Lilith, Bai Zemin’in sözlerini duyunca şaşkınlıkla ona baktı.
Kendinden emin bir gülümseme ve kısık gözlerle ona bakarak yavaşça şöyle dedi: “Altıncı Dereceden bir varlık olan senin bile ellerimdeki bu bebeğin yapabileceklerine hayran kalacağına eminim.”
“Öyle mi?” Kadın gerçekten şaşırmış bir şekilde kaşını kaldırdı.
Bai Zemin’in böyle bir şey söylemesi ancak o ahşap pagodanın gerçekten inanılmaz olduğu anlamına gelebilirdi. Ancak, Lilith yardım edemedi ama kafasına soğuk su dökerek şöyle dedi:
“Seni küçük alçak, seninki gibi birkaç pagoda gördüm.” Tarafsız bir sesle, “Şeytani Ordu ve Yüksek Varoluşların tüm gruplarında bir tane var” dedi.

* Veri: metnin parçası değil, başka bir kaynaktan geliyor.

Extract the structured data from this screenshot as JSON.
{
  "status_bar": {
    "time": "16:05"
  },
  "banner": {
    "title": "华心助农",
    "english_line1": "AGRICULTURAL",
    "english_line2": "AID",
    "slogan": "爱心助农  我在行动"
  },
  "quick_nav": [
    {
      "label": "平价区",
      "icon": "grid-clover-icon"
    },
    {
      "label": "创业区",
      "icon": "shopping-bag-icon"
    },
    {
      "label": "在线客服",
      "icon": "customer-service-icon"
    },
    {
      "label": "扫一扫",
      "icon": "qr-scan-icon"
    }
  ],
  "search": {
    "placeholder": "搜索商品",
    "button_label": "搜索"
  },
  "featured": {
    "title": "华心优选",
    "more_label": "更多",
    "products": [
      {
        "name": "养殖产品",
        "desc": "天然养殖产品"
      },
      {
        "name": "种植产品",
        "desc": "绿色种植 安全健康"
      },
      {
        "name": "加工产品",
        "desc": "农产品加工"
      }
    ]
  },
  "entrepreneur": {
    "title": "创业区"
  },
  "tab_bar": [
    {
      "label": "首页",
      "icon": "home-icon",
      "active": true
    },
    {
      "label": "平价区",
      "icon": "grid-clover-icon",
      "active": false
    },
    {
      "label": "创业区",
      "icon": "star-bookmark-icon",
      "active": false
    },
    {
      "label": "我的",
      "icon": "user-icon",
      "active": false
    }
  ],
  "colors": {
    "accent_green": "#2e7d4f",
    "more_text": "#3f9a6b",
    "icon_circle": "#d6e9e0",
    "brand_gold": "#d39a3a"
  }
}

Ahşap pagoda, bir varlığın belirli bir gereksinimi karşılaması veya bilinmeyen belirli sayıda kriteri karşılaması halinde Ruh Kaydı tarafından verilen bir hazineydi. Ancak, Lucifer’in ahşap pagodasının Lilith’in kayıtlarını değiştirerek onu sınıfına uygun succubus benzeri bir iblise dönüştürmekten sorumlu olduğu ve hayatı boyunca topladığı küçük bilgi parçaları nedeniyle, gerçek bir Lider olmak isteyen herkesin önce Bai Zemin’inki gibi bir ahşap pagoda edinmesi gerekiyordu.
Tüm ahşap pagodaların aynı olması pek mümkün olmasa da Lilith her birinin farklı yeteneklere sahip olduğundan %99,99 emindi çünkü Bai Zemin’in pagodasındaki sihirli rünler on yıl önce Lucifer’in elindeki ahşap pagodada gördüğü rünlerden farklıydı.

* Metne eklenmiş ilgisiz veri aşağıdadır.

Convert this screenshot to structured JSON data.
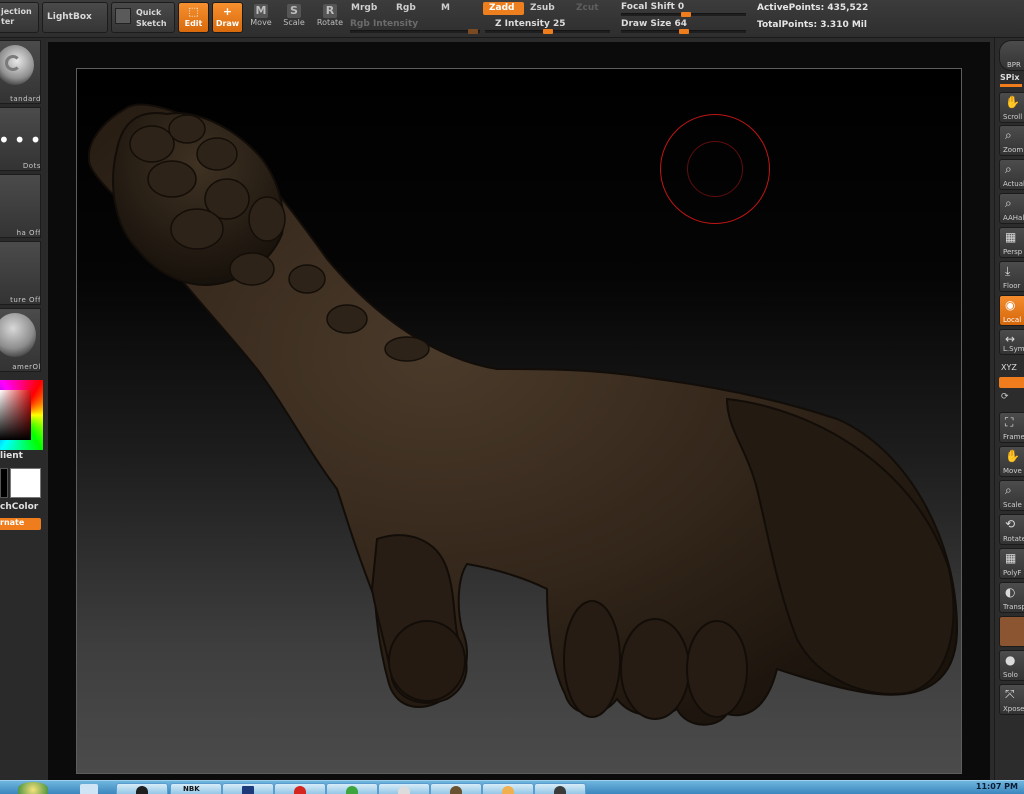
{
  "toolbar": {
    "projection_master_line1": "jection",
    "projection_master_line2": "ter",
    "lightbox_label": "LightBox",
    "quick_sketch_line1": "Quick",
    "quick_sketch_line2": "Sketch",
    "edit_label": "Edit",
    "draw_label": "Draw",
    "move_label": "Move",
    "move_key": "M",
    "scale_label": "Scale",
    "scale_key": "S",
    "rotate_label": "Rotate",
    "rotate_key": "R",
    "mrgb_label": "Mrgb",
    "rgb_label": "Rgb",
    "m_label": "M",
    "rgb_intensity_label": "Rgb Intensity",
    "zadd_label": "Zadd",
    "zsub_label": "Zsub",
    "zcut_label": "Zcut",
    "z_intensity_label": "Z Intensity 25",
    "z_intensity_value": 25,
    "focal_shift_label": "Focal Shift 0",
    "focal_shift_value": 0,
    "draw_size_label": "Draw Size 64",
    "draw_size_value": 64,
    "active_points_label": "ActivePoints: 435,522",
    "total_points_label": "TotalPoints: 3.310 Mil"
  },
  "left_shelf": {
    "brush_label": "tandard",
    "stroke_label": "Dots",
    "alpha_label": "ha Off",
    "texture_label": "ture Off",
    "material_label": "amerOl",
    "gradient_label": "lient",
    "switch_color_label": "chColor",
    "alternate_label": "rnate"
  },
  "right_shelf": {
    "bpr_label": "BPR",
    "spix_label": "SPix",
    "scroll_label": "Scroll",
    "zoom_label": "Zoom",
    "actual_label": "Actual",
    "aahalf_label": "AAHalf",
    "persp_label": "Persp",
    "floor_label": "Floor",
    "local_label": "Local",
    "lsym_label": "L.Sym",
    "xyz_label": "XYZ",
    "frame_label": "Frame",
    "move_label": "Move",
    "scale_label": "Scale",
    "rotate_label": "Rotate",
    "polyf_label": "PolyF",
    "transp_label": "Transp",
    "solo_label": "Solo",
    "xpose_label": "Xpose"
  },
  "taskbar": {
    "clock": "11:07 PM",
    "ie_badge": "NBK"
  },
  "colors": {
    "accent": "#ef7d1d",
    "brush_cursor": "#c01515",
    "main_color": "#000000",
    "secondary_color": "#ffffff"
  }
}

Ancak, Lilith’in sözlerini duyduktan sonra bile, Bai Zemin’in yüzündeki kendinden emin gülümseme azalmadı; aksine, güveni şimdi daha belirgin hale geldi ve söylerken zifiri siyah gözlerinde bir gurur parıltısı parladı:
“Hayır. İnanın bana, ahşap pagodamın neler yapabildiğini gördüğünüzde çok şaşıracaksınız.” Gizemli bir sesle şöyle dedi. “Belki şu anda değil ama benim pagodam gelecekte kesinlikle İblis Lordu’nunkinden çok daha güçlü olacak.”

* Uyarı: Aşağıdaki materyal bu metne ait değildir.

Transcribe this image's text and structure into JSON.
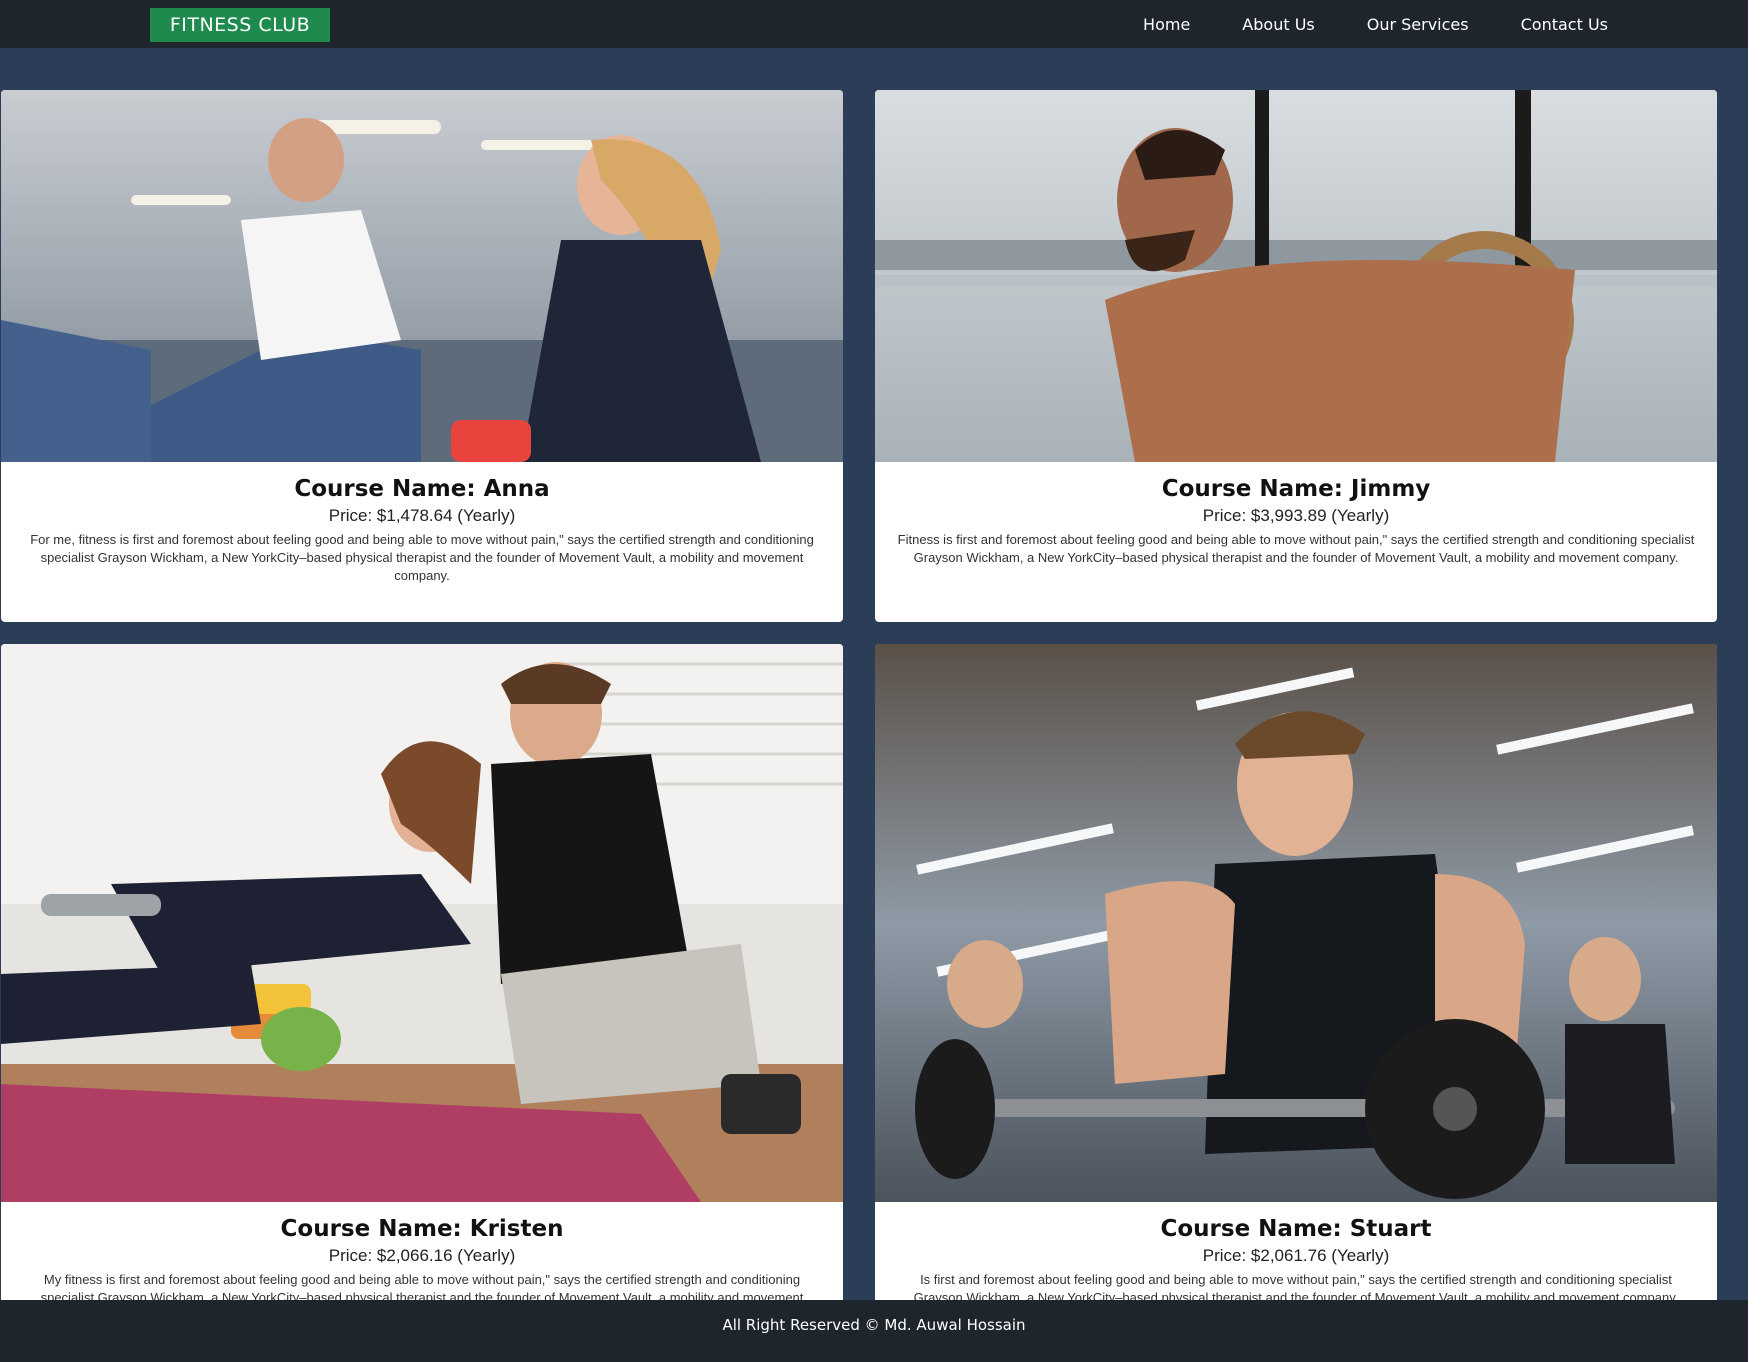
{
  "navbar": {
    "brand": "FITNESS CLUB",
    "links": [
      "Home",
      "About Us",
      "Our Services",
      "Contact Us"
    ]
  },
  "cards": [
    {
      "title": "Course Name: Anna",
      "price": "Price: $1,478.64 (Yearly)",
      "description": "For me, fitness is first and foremost about feeling good and being able to move without pain,\" says the certified strength and conditioning specialist Grayson Wickham, a New YorkCity–based physical therapist and the founder of Movement Vault, a mobility and movement company."
    },
    {
      "title": "Course Name: Jimmy",
      "price": "Price: $3,993.89 (Yearly)",
      "description": "Fitness is first and foremost about feeling good and being able to move without pain,\" says the certified strength and conditioning specialist Grayson Wickham, a New YorkCity–based physical therapist and the founder of Movement Vault, a mobility and movement company."
    },
    {
      "title": "Course Name: Kristen",
      "price": "Price: $2,066.16 (Yearly)",
      "description": "My fitness is first and foremost about feeling good and being able to move without pain,\" says the certified strength and conditioning specialist Grayson Wickham, a New YorkCity–based physical therapist and the founder of Movement Vault, a mobility and movement company."
    },
    {
      "title": "Course Name: Stuart",
      "price": "Price: $2,061.76 (Yearly)",
      "description": "Is first and foremost about feeling good and being able to move without pain,\" says the certified strength and conditioning specialist Grayson Wickham, a New YorkCity–based physical therapist and the founder of Movement Vault, a mobility and movement company."
    }
  ],
  "footer": {
    "text": "All Right Reserved © Md. Auwal Hossain"
  },
  "colors": {
    "navbar_bg": "#1f252d",
    "brand_bg": "#1f8a4e",
    "page_bg": "#2c3e57",
    "card_bg": "#ffffff"
  }
}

Lilith’in merakı artık doruk noktasına ulaşmıştı. Bai Zemin en başından beri kendine güvenen bir insandı ve her ne kadar bunu oldukça iyi gizlese de Lilith onun iliklerinde gökler kadar büyük ve engin bir kibir sakladığını biliyordu.
Dolayısıyla, Lilith’in sözlerini duymasına rağmen böyle bir şey söylediyse, o zaman kendine çok güveniyor olmalıydı. Aksi takdirde kısa süre sonra kendisini utandıracak bir şey söylemezdi.
Bai Zemin elini çevirdi ve küçük ahşap pagoda kısa süre içinde saklama halkasının içine getirildi. Yatağın kenarına oturdu ve gözlerini kapattı.
“Lilith, bana birkaç dakika ver. Köprüdeki savaş sırasında elde ettiğim bazı önemli kayıtları incelemem gerekiyor.” Gözleri kapalı olarak söyledi.
“Tamam.” Lilith kabul etti ve onun konsantre ve ciddi yüzüne bakarken yanına oturdu.
“Erkekler hedefleri üzerinde ciddiyetle çalıştıklarında gerçekten daha yakışıklı görünüyorlar,” Bai Zemin’in bilinci en son kayıtlarının derinliklerine daldıkça içinden iç geçirdi.
Bai Zemin’in aradığı kayıtlar milyonlarca yaşamın kayıtları altında kalmış olsa da, bu kez geçmişe kıyasla çok daha fazla deneyime sahipti ve bir ipucuna da sahip olduğu için aradığı ilk kaydı bulması birkaç saniyeden fazla sürmedi.
————————————–
[Savaş Çığlığı (İkinci Derece aktif beceri) seviye 5: Ses tellerinize mana yükleyerek ve boğazınızın anatomisini kısa bir süreliğine hafifçe değiştirerek, rakibinizin hareketlerini bir saniyeliğine donduran korku salan bir ses dalgası yayın. Ses dalgasının gidebileceği mesafe kullanıcının Mana statüsüne bağlıdır ve etkinin gücü rakibin direncine bağlı olarak değişebilir. Bu beceri kendi başına evrimleşemez ve evrimleşme kriterleri bilinmemektedir. Etkinleştirmek için 70 Mana puanı tüketir ve 5 dakikalık bir bekleme süresine sahiptir].
————————————–
“Demek o zaman öğrendiğim beceri buydu. Köprüdeki savaş hafızasında tekrar canlanırken, Bai Zemin kalbinin derinliklerinde düşündü.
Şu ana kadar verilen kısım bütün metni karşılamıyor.